C'è un film sulla mafia "che non si può vedere". E' "Uomini d'onore" girato da Francesco Sbano.
Al centro ci sono gli "uomini d'onore", con i loro modelli di vita che affondano le radici nel tempo. Tra gli intervistati, oltre ad un "fuoriuscito" dall' "onorata società", non pentito, che spiega i riti di affiliazione alla cosca, c'è anche un vero latitante con un passamontagna, rifugiato tra i boschi, che elenca i valori della tradizione: onore, rispetto, e disprezzo per gli infami.

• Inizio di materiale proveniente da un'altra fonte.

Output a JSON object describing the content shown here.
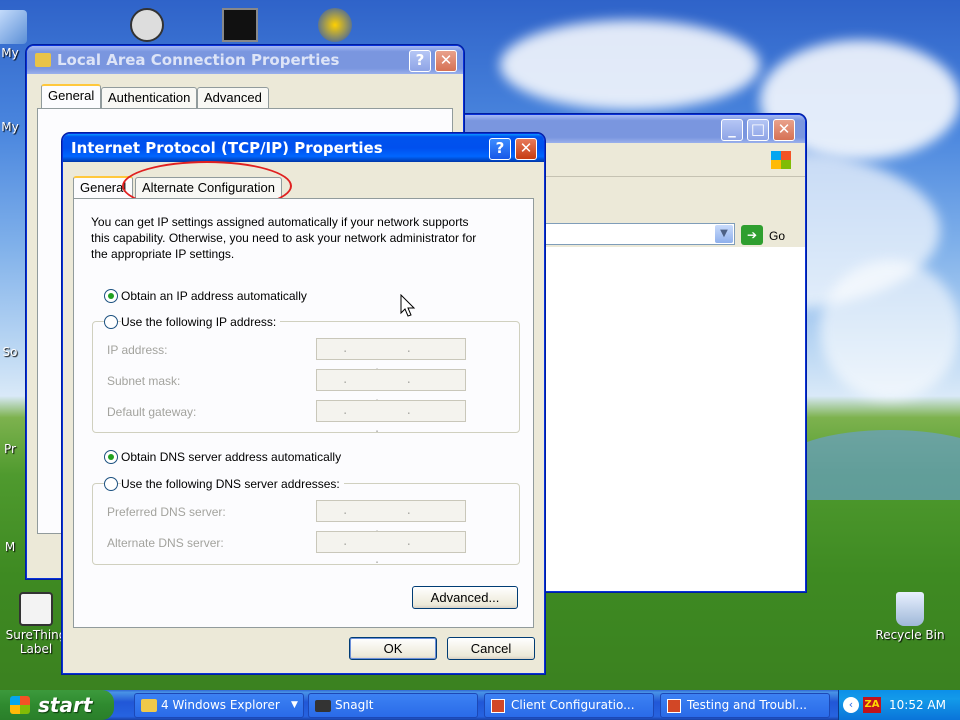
{
  "desktop": {
    "icons": [
      {
        "label": "My",
        "icon": "my-computer-icon"
      },
      {
        "label": "My",
        "icon": "my-documents-icon"
      },
      {
        "label": "So",
        "icon": "software-icon"
      },
      {
        "label": "Pr",
        "icon": "printer-icon"
      },
      {
        "label": "M",
        "icon": "mail-icon"
      },
      {
        "label": "SureThing Label",
        "icon": "surething-icon"
      },
      {
        "label": "Recycle Bin",
        "icon": "recycle-bin-icon"
      }
    ]
  },
  "lac_window": {
    "title": "Local Area Connection Properties",
    "tabs": [
      "General",
      "Authentication",
      "Advanced"
    ]
  },
  "explorer_window": {
    "go_label": "Go"
  },
  "tcpip_dialog": {
    "title": "Internet Protocol (TCP/IP) Properties",
    "tabs": [
      "General",
      "Alternate Configuration"
    ],
    "intro": [
      "You can get IP settings assigned automatically if your network supports",
      "this capability. Otherwise, you need to ask your network administrator for",
      "the appropriate IP settings."
    ],
    "radio_obtain_ip": "Obtain an IP address automatically",
    "radio_use_ip": "Use the following IP address:",
    "ip_address": "IP address:",
    "subnet_mask": "Subnet mask:",
    "default_gateway": "Default gateway:",
    "radio_obtain_dns": "Obtain DNS server address automatically",
    "radio_use_dns": "Use the following DNS server addresses:",
    "preferred_dns": "Preferred DNS server:",
    "alternate_dns": "Alternate DNS server:",
    "ip_placeholder": ". . .",
    "advanced_button": "Advanced...",
    "ok_button": "OK",
    "cancel_button": "Cancel",
    "highlight_color": "#e02020"
  },
  "taskbar": {
    "start": "start",
    "items": [
      "4 Windows Explorer",
      "SnagIt",
      "Client Configuratio...",
      "Testing and Troubl..."
    ],
    "clock": "10:52 AM"
  }
}
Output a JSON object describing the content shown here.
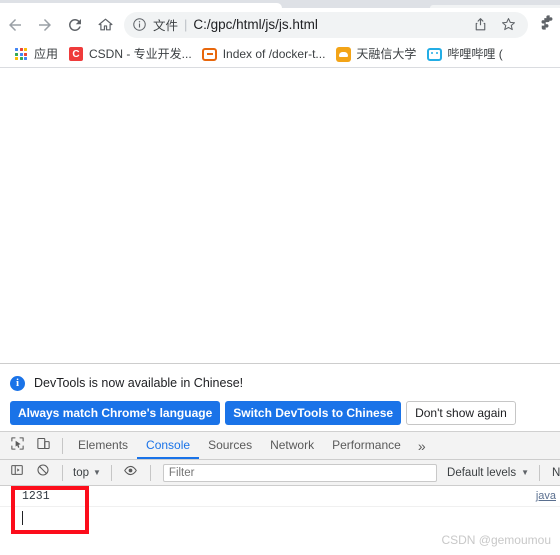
{
  "browser": {
    "nav": {
      "back_title": "Back",
      "forward_title": "Forward",
      "reload_title": "Reload",
      "home_title": "Home"
    },
    "omnibox": {
      "security_icon": "info-circle-icon",
      "scheme_label": "文件",
      "separator": "|",
      "url": "C:/gpc/html/js/js.html"
    },
    "omnibox_actions": {
      "share_title": "Share this page",
      "bookmark_title": "Bookmark this tab"
    },
    "extensions_title": "Extensions",
    "bookmarks": [
      {
        "label": "应用",
        "icon": "apps-grid-icon"
      },
      {
        "label": "CSDN - 专业开发...",
        "icon": "csdn-icon",
        "icon_text": "C",
        "icon_color": "#ef3b3b"
      },
      {
        "label": "Index of /docker-t...",
        "icon": "docker-index-icon",
        "icon_color": "#e8670c"
      },
      {
        "label": "天融信大学",
        "icon": "cloud-icon",
        "icon_color": "#f3a417"
      },
      {
        "label": "哔哩哔哩 (",
        "icon": "bilibili-icon",
        "icon_color": "#23ade5"
      }
    ]
  },
  "devtools": {
    "banner": {
      "info_icon": "info-icon",
      "message": "DevTools is now available in Chinese!",
      "primary_button": "Always match Chrome's language",
      "secondary_button": "Switch DevTools to Chinese",
      "dismiss_button": "Don't show again"
    },
    "toolbar": {
      "inspect_title": "Inspect element",
      "device_toggle_title": "Toggle device toolbar",
      "more_tabs": "»"
    },
    "tabs": [
      {
        "label": "Elements",
        "active": false
      },
      {
        "label": "Console",
        "active": true
      },
      {
        "label": "Sources",
        "active": false
      },
      {
        "label": "Network",
        "active": false
      },
      {
        "label": "Performance",
        "active": false
      }
    ],
    "console_toolbar": {
      "sidebar_toggle_title": "Show console sidebar",
      "clear_title": "Clear console",
      "context": "top",
      "eye_title": "Create live expression",
      "filter_placeholder": "Filter",
      "filter_value": "",
      "levels": "Default levels",
      "issues": "N"
    },
    "console": {
      "logs": [
        {
          "text": "1231",
          "source": "java"
        }
      ],
      "prompt_arrow": "›",
      "prompt_value": ""
    }
  },
  "annotation": {
    "box_color": "#fc0d1b"
  },
  "watermark": "CSDN @gemoumou"
}
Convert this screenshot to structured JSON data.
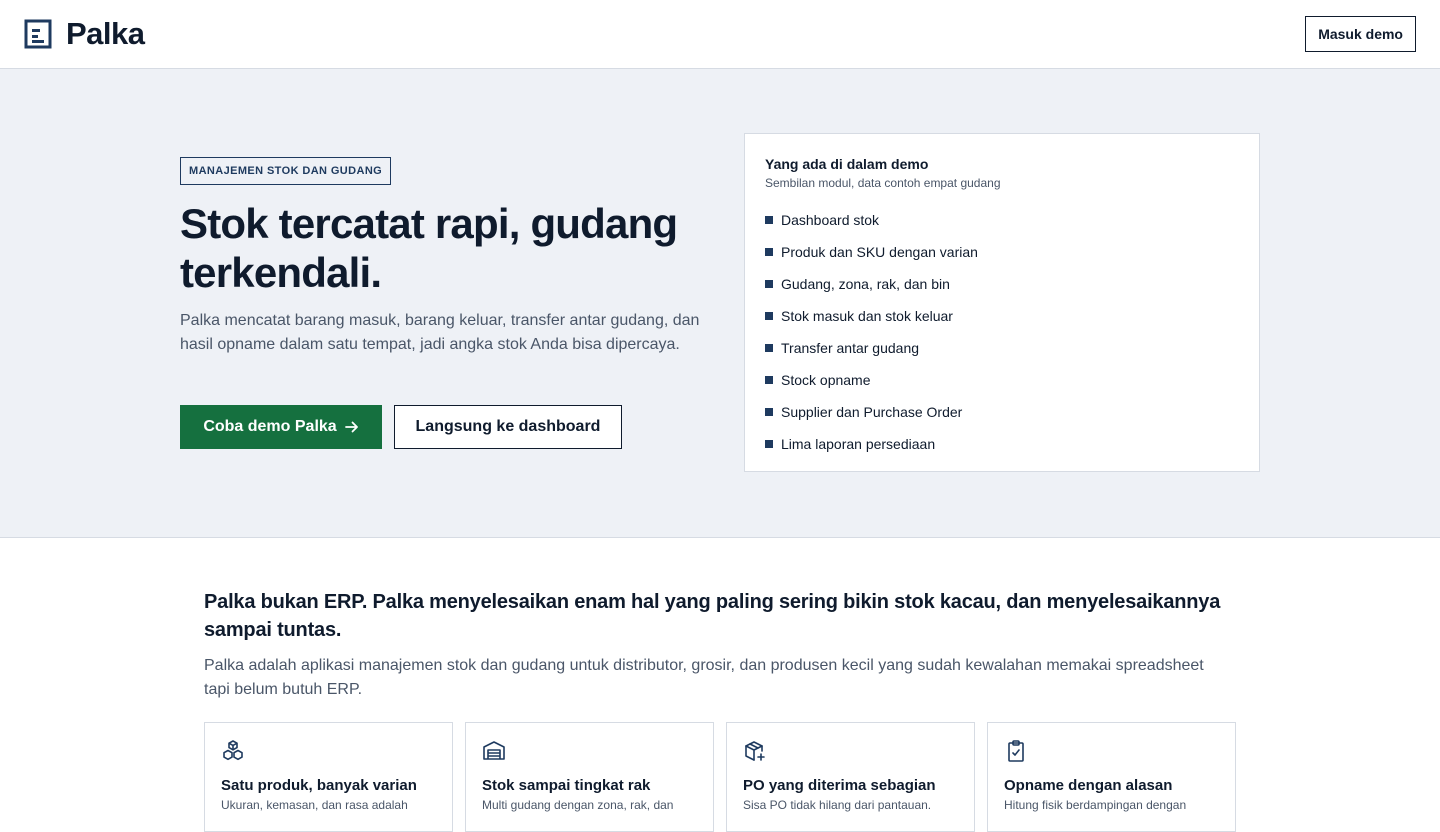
{
  "header": {
    "brand": "Palka",
    "login_label": "Masuk demo"
  },
  "hero": {
    "badge": "MANAJEMEN STOK DAN GUDANG",
    "title": "Stok tercatat rapi, gudang terkendali.",
    "description": "Palka mencatat barang masuk, barang keluar, transfer antar gudang, dan hasil opname dalam satu tempat, jadi angka stok Anda bisa dipercaya.",
    "primary_cta": "Coba demo Palka",
    "secondary_cta": "Langsung ke dashboard"
  },
  "demo_card": {
    "title": "Yang ada di dalam demo",
    "subtitle": "Sembilan modul, data contoh empat gudang",
    "items": [
      "Dashboard stok",
      "Produk dan SKU dengan varian",
      "Gudang, zona, rak, dan bin",
      "Stok masuk dan stok keluar",
      "Transfer antar gudang",
      "Stock opname",
      "Supplier dan Purchase Order",
      "Lima laporan persediaan"
    ]
  },
  "about": {
    "title": "Palka bukan ERP. Palka menyelesaikan enam hal yang paling sering bikin stok kacau, dan menyelesaikannya sampai tuntas.",
    "description": "Palka adalah aplikasi manajemen stok dan gudang untuk distributor, grosir, dan produsen kecil yang sudah kewalahan memakai spreadsheet tapi belum butuh ERP."
  },
  "features": [
    {
      "icon": "boxes-icon",
      "title": "Satu produk, banyak varian",
      "desc": "Ukuran, kemasan, dan rasa adalah"
    },
    {
      "icon": "warehouse-icon",
      "title": "Stok sampai tingkat rak",
      "desc": "Multi gudang dengan zona, rak, dan"
    },
    {
      "icon": "package-plus-icon",
      "title": "PO yang diterima sebagian",
      "desc": "Sisa PO tidak hilang dari pantauan."
    },
    {
      "icon": "clipboard-check-icon",
      "title": "Opname dengan alasan",
      "desc": "Hitung fisik berdampingan dengan"
    }
  ],
  "colors": {
    "primary": "#15703f",
    "navy": "#1e3a5f",
    "hero_bg": "#eef1f6"
  }
}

Sono scene dure, avulse dal contesto del crimine e dell'illegalità. E' il quadro di uno spaccato di una cruda realtà, in cui si avanzano pretese antropologiche, per tentare di capire le regole della 'ndrangheta che si tramandano da padre a figlio, e che costituiscono un vera e propria cultura che origina sopraffazione, delitti e vendette. Ma più che di vita, sarebbe più giusto parlare di cultura di morte, e di comportamenti quotidiani per chi sceglie il "vincolo di sangue".
E come spiega qualcuno nel corso delle riprese: nella "onorata società" si ha rispetto per gli anziani e per loro saggezza, per le donne, e nessuno tocca i bambini. Un vero e proprio "codice" etico di una morale alternativa. Per i giovani è diverso: «Senza lavoro in Calabria l'unica via per campare è questa».



postato da: Calabbrog alle ore 11:24 | link | commenti (5)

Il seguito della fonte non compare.